Global markets race ahead as investors cheer potential boost from Trump policies
Global markets raced ahead on Wednesday as investors cheered a potential boost from the economic policies of US President Donald Trump.
In America, the Dow Jones Industrial Average broke through the psychologically significant 20,000 mark for the first time in its history, while Germany's Dax reached its highest level since the summer of 2015.
However, trading was more subdued on London's top flight index, with sterling's jump to a six-week high against the US dollar holding back progress.
The FTSE 100 Index closed up 14.09 points to 7,164.43, with financial and mining stocks leading the charge on the top-flight.
Laith Khalaf, senior analyst at Hargreaves Lansdown, said the Trump jump had "propelled the Dow Jones to an unprecedented level" as investors snapped up US stocks in anticipation of lower corporate taxes and more government spending.
Across Europe, Germany's Dax rose 1.8% and the Cac 40 in France was 0.9% higher.
On the currency markets, sterling was up 0.8% versus the greenback at 1.261, helped by the weakened US dollar and renewed optimism after the Supreme Court ruling on Brexit.
The pound had stumbled in the previous session after the Supreme Court ruled the Government does not have to consult the devolved assemblies before kickstarting the Brexit process, but soon regained its poise.

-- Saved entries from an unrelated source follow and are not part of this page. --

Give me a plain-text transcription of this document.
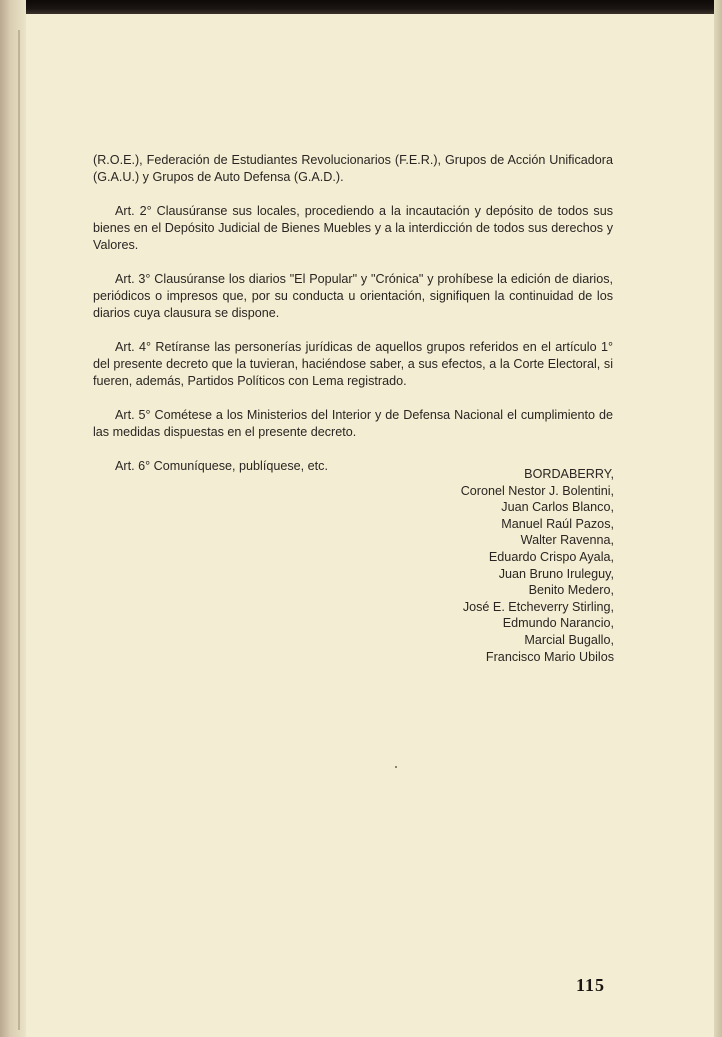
(R.O.E.), Federación de Estudiantes Revolucionarios (F.E.R.), Grupos de Acción Unificadora (G.A.U.) y Grupos de Auto Defensa (G.A.D.).

Art. 2° Clausúranse sus locales, procediendo a la incautación y depósito de todos sus bienes en el Depósito Judicial de Bienes Muebles y a la interdicción de todos sus derechos y Valores.

Art. 3° Clausúranse los diarios "El Popular" y "Crónica" y prohíbese la edición de diarios, periódicos o impresos que, por su conducta u orientación, signifiquen la continuidad de los diarios cuya clausura se dispone.

Art. 4° Retíranse las personerías jurídicas de aquellos grupos referidos en el artículo 1° del presente decreto que la tuvieran, haciéndose saber, a sus efectos, a la Corte Electoral, si fueren, además, Partidos Políticos con Lema registrado.

Art. 5° Cométese a los Ministerios del Interior y de Defensa Nacional el cumplimiento de las medidas dispuestas en el presente decreto.

Art. 6° Comuníquese, publíquese, etc.

BORDABERRY,
Coronel Nestor J. Bolentini,
Juan Carlos Blanco,
Manuel Raúl Pazos,
Walter Ravenna,
Eduardo Crispo Ayala,
Juan Bruno Iruleguy,
Benito Medero,
José E. Etcheverry Stirling,
Edmundo Narancio,
Marcial Bugallo,
Francisco Mario Ubilos
115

Traders said that with a Brexit bill now set to be published on Thursday, there are hopes of less uncertainty, that has plagued the pound in recent months.

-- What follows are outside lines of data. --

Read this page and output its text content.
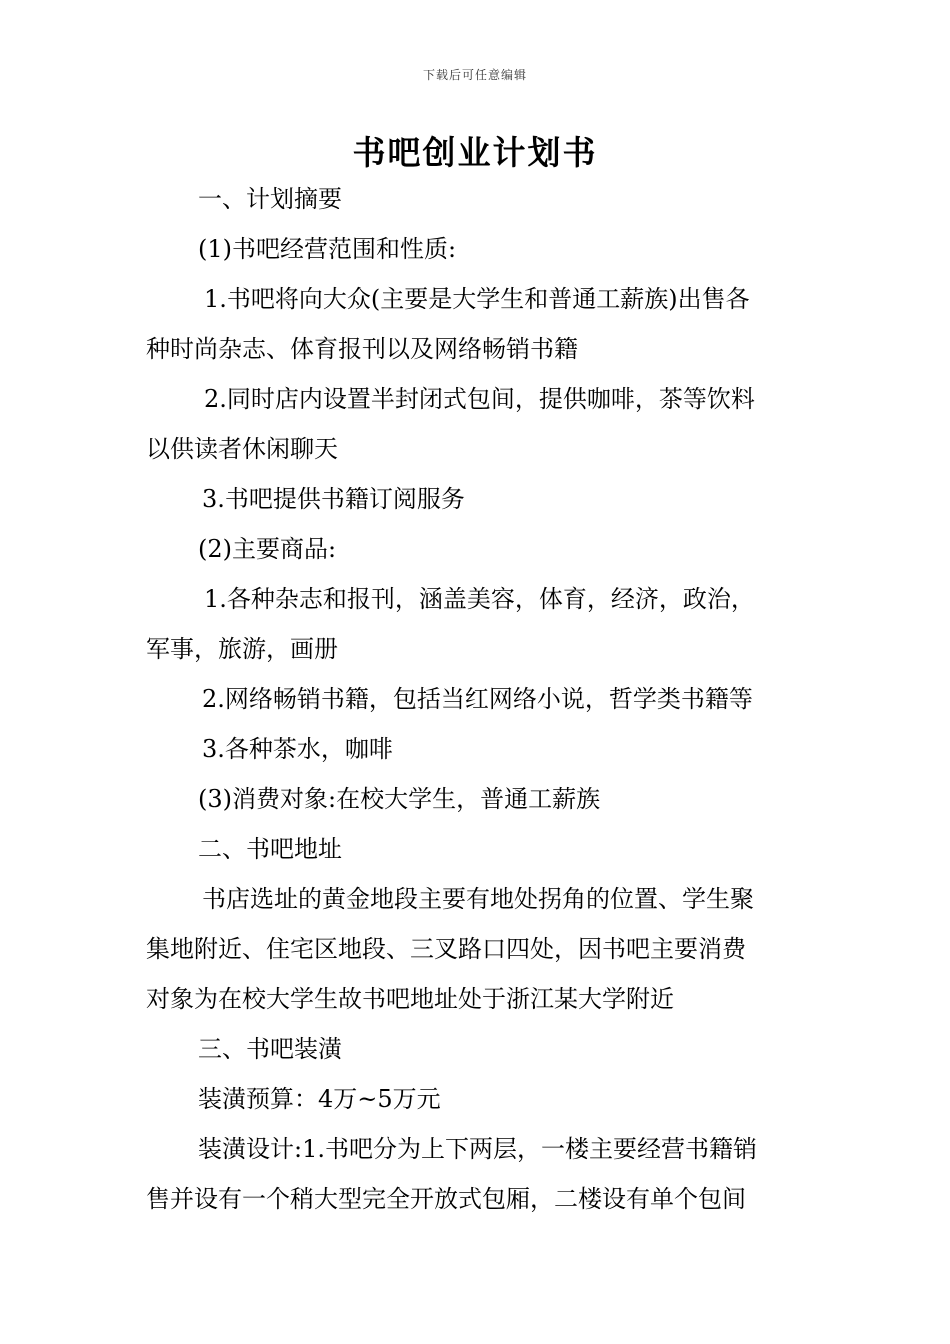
下载后可任意编辑
书吧创业计划书

一、计划摘要

(1)书吧经营范围和性质:

1.书吧将向大众(主要是大学生和普通工薪族)出售各

种时尚杂志、体育报刊以及网络畅销书籍

2.同时店内设置半封闭式包间，提供咖啡，茶等饮料

以供读者休闲聊天

3.书吧提供书籍订阅服务

(2)主要商品:

1.各种杂志和报刊，涵盖美容，体育，经济，政治，

军事，旅游，画册

2.网络畅销书籍，包括当红网络小说，哲学类书籍等

3.各种茶水，咖啡

(3)消费对象:在校大学生，普通工薪族

二、书吧地址

书店选址的黄金地段主要有地处拐角的位置、学生聚

集地附近、住宅区地段、三叉路口四处，因书吧主要消费

对象为在校大学生故书吧地址处于浙江某大学附近

三、书吧装潢

装潢预算：4万~5万元

装潢设计:1.书吧分为上下两层，一楼主要经营书籍销

售并设有一个稍大型完全开放式包厢，二楼设有单个包间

Against the euro, the pound was also up 0.7% at 1.174.
The price of oil was marginally ahead despite falling during Wednesday's session after a rise in US inventories suggested that growing shale output could dampen the impact of Opec's production cuts.
Brent crude was up 0.1% at 55.38 US dollars a barrel.
In UK stocks, b anks were enjoying gains in London, as Spanish group Banco Santander kicked off the European banking sector's results season with a respectable 4% rise in group earnings.
However, chief executive Nathan Bostock said the year ahead would be "changeable" as the group warned over a slowdown in corporate lending and more borrowers falling behind with repayments amid the fallout from Brexit.
Santander posted underlying pre-tax profits of £2.03 billion for 2016, up from £1.79 billion the previous year.
Following the update, Royal Bank of Scotland closed up more than 3%, or 7.5p, to 227.5p, while Standard Chartered rose 25.8p to 788.8p.
Away from the top tier, retailer WH Smith finished the biggest riser on the FTSE 250 Index after upgrading its full-year profit forecast thanks to another strong performance at its travel arm over the festive period.
The firm said like-for-like sales at its travel arm, which includes stores at airports and railway stations, rose 5% in the 21 weeks to January 21.
Shares were up 7%, or 104p, to 1,584p.
In a contrast of fortunes, Frankie & Benny's owner Restaurant Group crashed 13% after admitting that trading had continued to be challenging.
Shares fell 46.1p to 300p, as it said like-for-like sales in the fourth quarter fell 5.9% and dropped 3.9% over the year.
The biggest risers on the FTSE 100 Index were Antofagasta up 33.5p to 857.5p, Royal Bank of Scotland up 7.5p to 227.5p, Standard Chartered up 25.8p to 788.8p, St James's Place up 33p to 1,093p.
The biggest fallers on the FTSE 100 Index were Fresnillo down 62p to 1,420p, Randgold Resources down 225p to 6,630p, Vodafone Group down 6.5p to 192.9p, Hikma Pharmaceuticals down 48p to 1,863p.